Baseball Prospectus, for you youngsters out there, is one of the granddaddies of prospect analysis, and their list of baseball's most promising is always one of the most vaunted and looked-forward to in the business. Of course, these days, by the time their final list is published, the overall prospect community has already pretty much come to agreement, and the interest value left from their list is more a matter of comparing the places they agree or differ with the established consensus.
BP says that their list (original article here) "represents the best balance of skills analysis and performance analysis in the industry", and from a gestalt perspective, they do seem to value raw talent, skills development and statistical projection in a more or less equal blend. They don't seem to adjust much for opportunity, but in this era when prospects are routinely bundled off to other teams with very different circumstances, that isn't necessarily a bad thing.
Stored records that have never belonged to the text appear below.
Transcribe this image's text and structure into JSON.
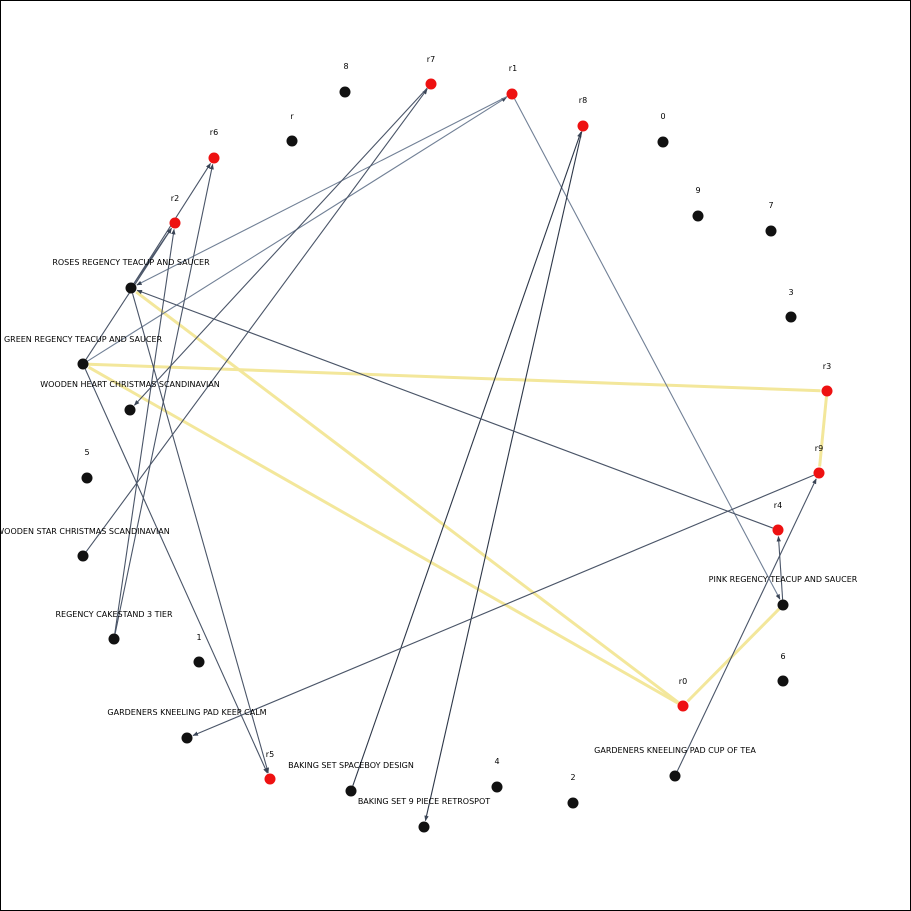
{
  "diagram": {
    "type": "association-rules-network",
    "colors": {
      "item_node": "#111111",
      "rule_node": "#ee1111",
      "edge_default": "#4a5568",
      "edge_light": "#718096",
      "edge_dark": "#2d3748",
      "edge_highlight": "#f3e79b"
    },
    "nodes": [
      {
        "id": "8",
        "label": "8",
        "kind": "item"
      },
      {
        "id": "r7",
        "label": "r7",
        "kind": "rule"
      },
      {
        "id": "r1",
        "label": "r1",
        "kind": "rule"
      },
      {
        "id": "r8",
        "label": "r8",
        "kind": "rule"
      },
      {
        "id": "0",
        "label": "0",
        "kind": "item"
      },
      {
        "id": "r",
        "label": "r",
        "kind": "item"
      },
      {
        "id": "r6",
        "label": "r6",
        "kind": "rule"
      },
      {
        "id": "9",
        "label": "9",
        "kind": "item"
      },
      {
        "id": "7",
        "label": "7",
        "kind": "item"
      },
      {
        "id": "r2",
        "label": "r2",
        "kind": "rule"
      },
      {
        "id": "roses",
        "label": "ROSES REGENCY TEACUP AND SAUCER",
        "kind": "item"
      },
      {
        "id": "3",
        "label": "3",
        "kind": "item"
      },
      {
        "id": "green",
        "label": "GREEN REGENCY TEACUP AND SAUCER",
        "kind": "item"
      },
      {
        "id": "r3",
        "label": "r3",
        "kind": "rule"
      },
      {
        "id": "heart",
        "label": "WOODEN HEART CHRISTMAS SCANDINAVIAN",
        "kind": "item"
      },
      {
        "id": "5",
        "label": "5",
        "kind": "item"
      },
      {
        "id": "r9",
        "label": "r9",
        "kind": "rule"
      },
      {
        "id": "star",
        "label": "WOODEN STAR CHRISTMAS SCANDINAVIAN",
        "kind": "item"
      },
      {
        "id": "r4",
        "label": "r4",
        "kind": "rule"
      },
      {
        "id": "pink",
        "label": "PINK REGENCY TEACUP AND SAUCER",
        "kind": "item"
      },
      {
        "id": "cakestand",
        "label": "REGENCY CAKESTAND 3 TIER",
        "kind": "item"
      },
      {
        "id": "1",
        "label": "1",
        "kind": "item"
      },
      {
        "id": "6",
        "label": "6",
        "kind": "item"
      },
      {
        "id": "r0",
        "label": "r0",
        "kind": "rule"
      },
      {
        "id": "padcalm",
        "label": "GARDENERS KNEELING PAD KEEP CALM",
        "kind": "item"
      },
      {
        "id": "padtea",
        "label": "GARDENERS KNEELING PAD CUP OF TEA",
        "kind": "item"
      },
      {
        "id": "r5",
        "label": "r5",
        "kind": "rule"
      },
      {
        "id": "4",
        "label": "4",
        "kind": "item"
      },
      {
        "id": "spaceboy",
        "label": "BAKING SET SPACEBOY DESIGN",
        "kind": "item"
      },
      {
        "id": "2",
        "label": "2",
        "kind": "item"
      },
      {
        "id": "retrospot",
        "label": "BAKING SET 9 PIECE RETROSPOT",
        "kind": "item"
      }
    ],
    "edges": [
      {
        "from": "r0",
        "to": "green",
        "style": "highlight"
      },
      {
        "from": "r0",
        "to": "roses",
        "style": "highlight"
      },
      {
        "from": "pink",
        "to": "r0",
        "style": "highlight"
      },
      {
        "from": "green",
        "to": "r3",
        "style": "highlight"
      },
      {
        "from": "r3",
        "to": "r9",
        "style": "highlight"
      },
      {
        "from": "green",
        "to": "r1",
        "style": "light"
      },
      {
        "from": "r1",
        "to": "roses",
        "style": "light"
      },
      {
        "from": "r1",
        "to": "pink",
        "style": "light"
      },
      {
        "from": "green",
        "to": "r2",
        "style": "default"
      },
      {
        "from": "roses",
        "to": "r2",
        "style": "default"
      },
      {
        "from": "cakestand",
        "to": "r2",
        "style": "default"
      },
      {
        "from": "cakestand",
        "to": "r6",
        "style": "default"
      },
      {
        "from": "roses",
        "to": "r6",
        "style": "default"
      },
      {
        "from": "star",
        "to": "r7",
        "style": "default"
      },
      {
        "from": "r7",
        "to": "heart",
        "style": "default"
      },
      {
        "from": "spaceboy",
        "to": "r8",
        "style": "dark"
      },
      {
        "from": "r8",
        "to": "retrospot",
        "style": "dark"
      },
      {
        "from": "r4",
        "to": "roses",
        "style": "default"
      },
      {
        "from": "pink",
        "to": "r4",
        "style": "default"
      },
      {
        "from": "padtea",
        "to": "r9",
        "style": "default"
      },
      {
        "from": "r9",
        "to": "padcalm",
        "style": "default"
      },
      {
        "from": "green",
        "to": "r5",
        "style": "default"
      },
      {
        "from": "roses",
        "to": "r5",
        "style": "default"
      }
    ]
  }
}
The BP list starts with everyone's favorite twosome, catcher Matt Wieters and pitcher David Price , and doesn't do much veering from expectations after that. BP towed the consensus line on a number of players, with a top-20 that looks an awful lot like everyone else's. Every player in our combined top-30 is on BP's list somewhere or other, and most of them are very close to where we've all known they'd appear for months. On the day BP published this list, in fact, they nailed the consensus position of Colby Rasmus (8th), Dexter Fowler (12th), Tim Beckham (15th), Jordan Schafer (50th), Jake Arrieta (52nd) and Jeff Samardzija (85th).
On other players, though, BP has different opinions, ranking them far higher than any other prospect ranking system to date. BP is really high, for example, on pouting Pittsburgh draftee Pedro Alvarez (4th overall), mercurial Texas pitchers Neftali Feliz and Michael Main (6th and 66th), Florida corner-slugger Matt Dominguez (26th), Dodger pitcher/third-baseman Ethan Martin (59th), and young Rockies flamethrower Joulys Chacin (27th). In each case, BP is ranking these players much higher than anyone else.
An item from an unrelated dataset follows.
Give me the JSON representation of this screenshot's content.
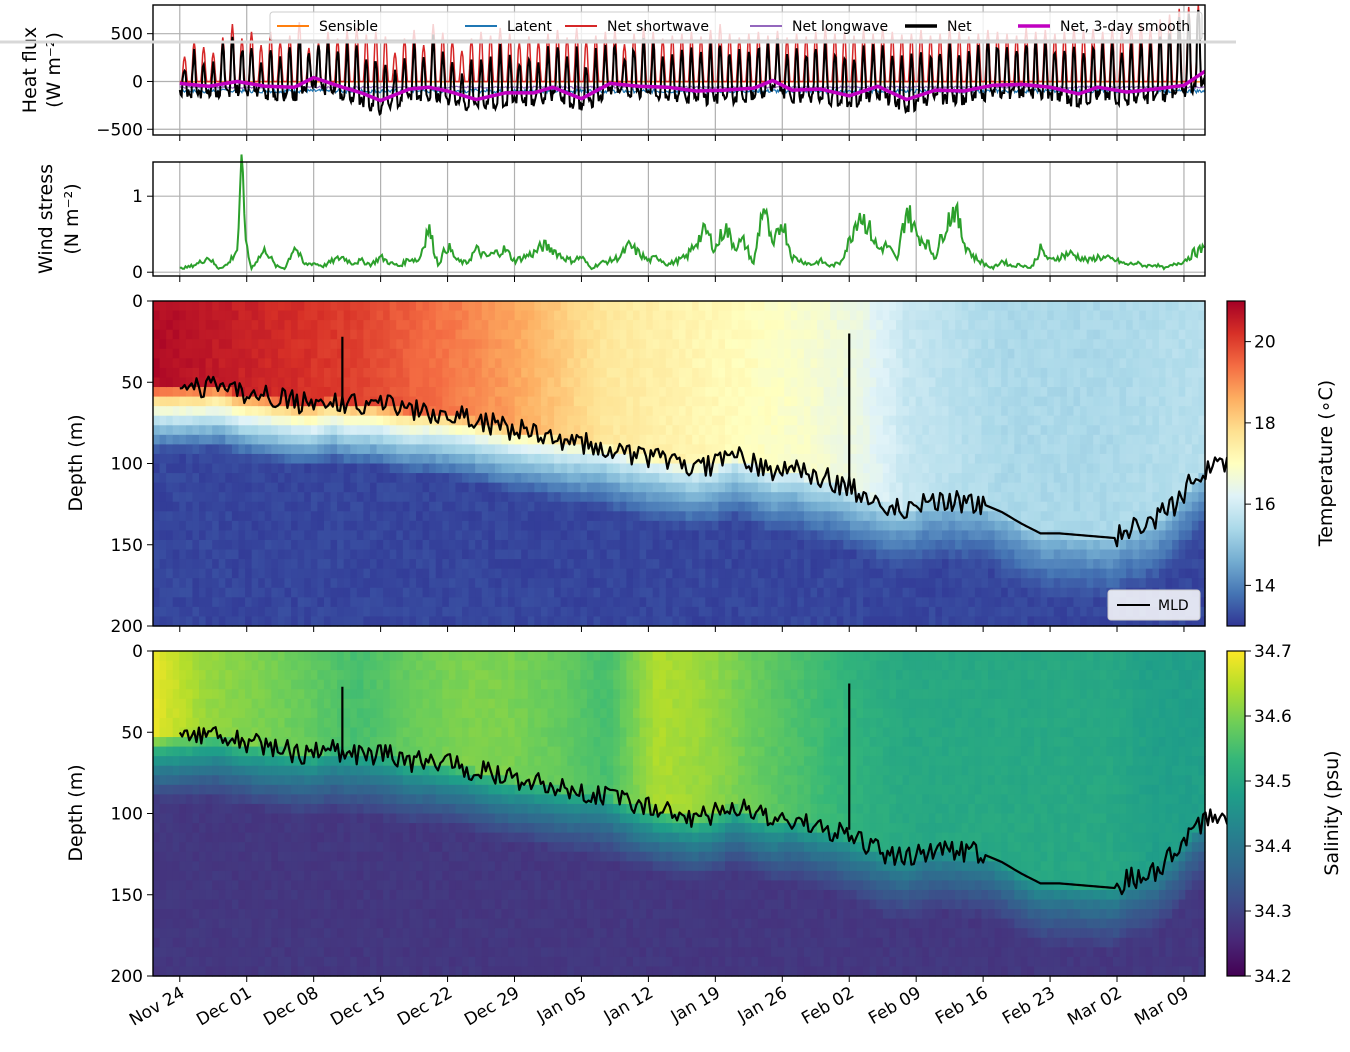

On the downside, BP's Top 100 has some conspicuous absences, players that did not crack their list at all. The biggest surprises here are Tampa pitchers Jeff Niemann and Jeremy Hellickson, who can be found somewhere between 30th and 50th on most other scorecards. Seattle wunderkind Carlos Triunfel , who some scouts call the best pure hitter they've ever seen, also doesn't appear, and if you're a fan or family member of slugging Rangers catcher Taylor Teagarden or potential Rockies closer Casey Weathers , don't get your hopes up. They're not in BP's top 100.
We've added BP's rankings to our own (and everyone else's) for your enjoyment and comparison. You'll find them underneath each player's capsule profile and also combined on our Matrix page, which lists all the major ranking systems in handy chart-form.
While BP's input does factor into our Scouting Book Combine rankings (you'll see many players jump up or down a few notches today because of this), we're also standing by our own weights, and we're looking forward to watching these players shake out and shake up the league in the years to come.
The only heavyweight left to weigh in with their rankings is the always-tardy Baseball America. Based on the trends to date, though, we're not expecting too many surprises there. By the time that particular Bible arrives in mailboxes across America, the dust has pretty much already settled.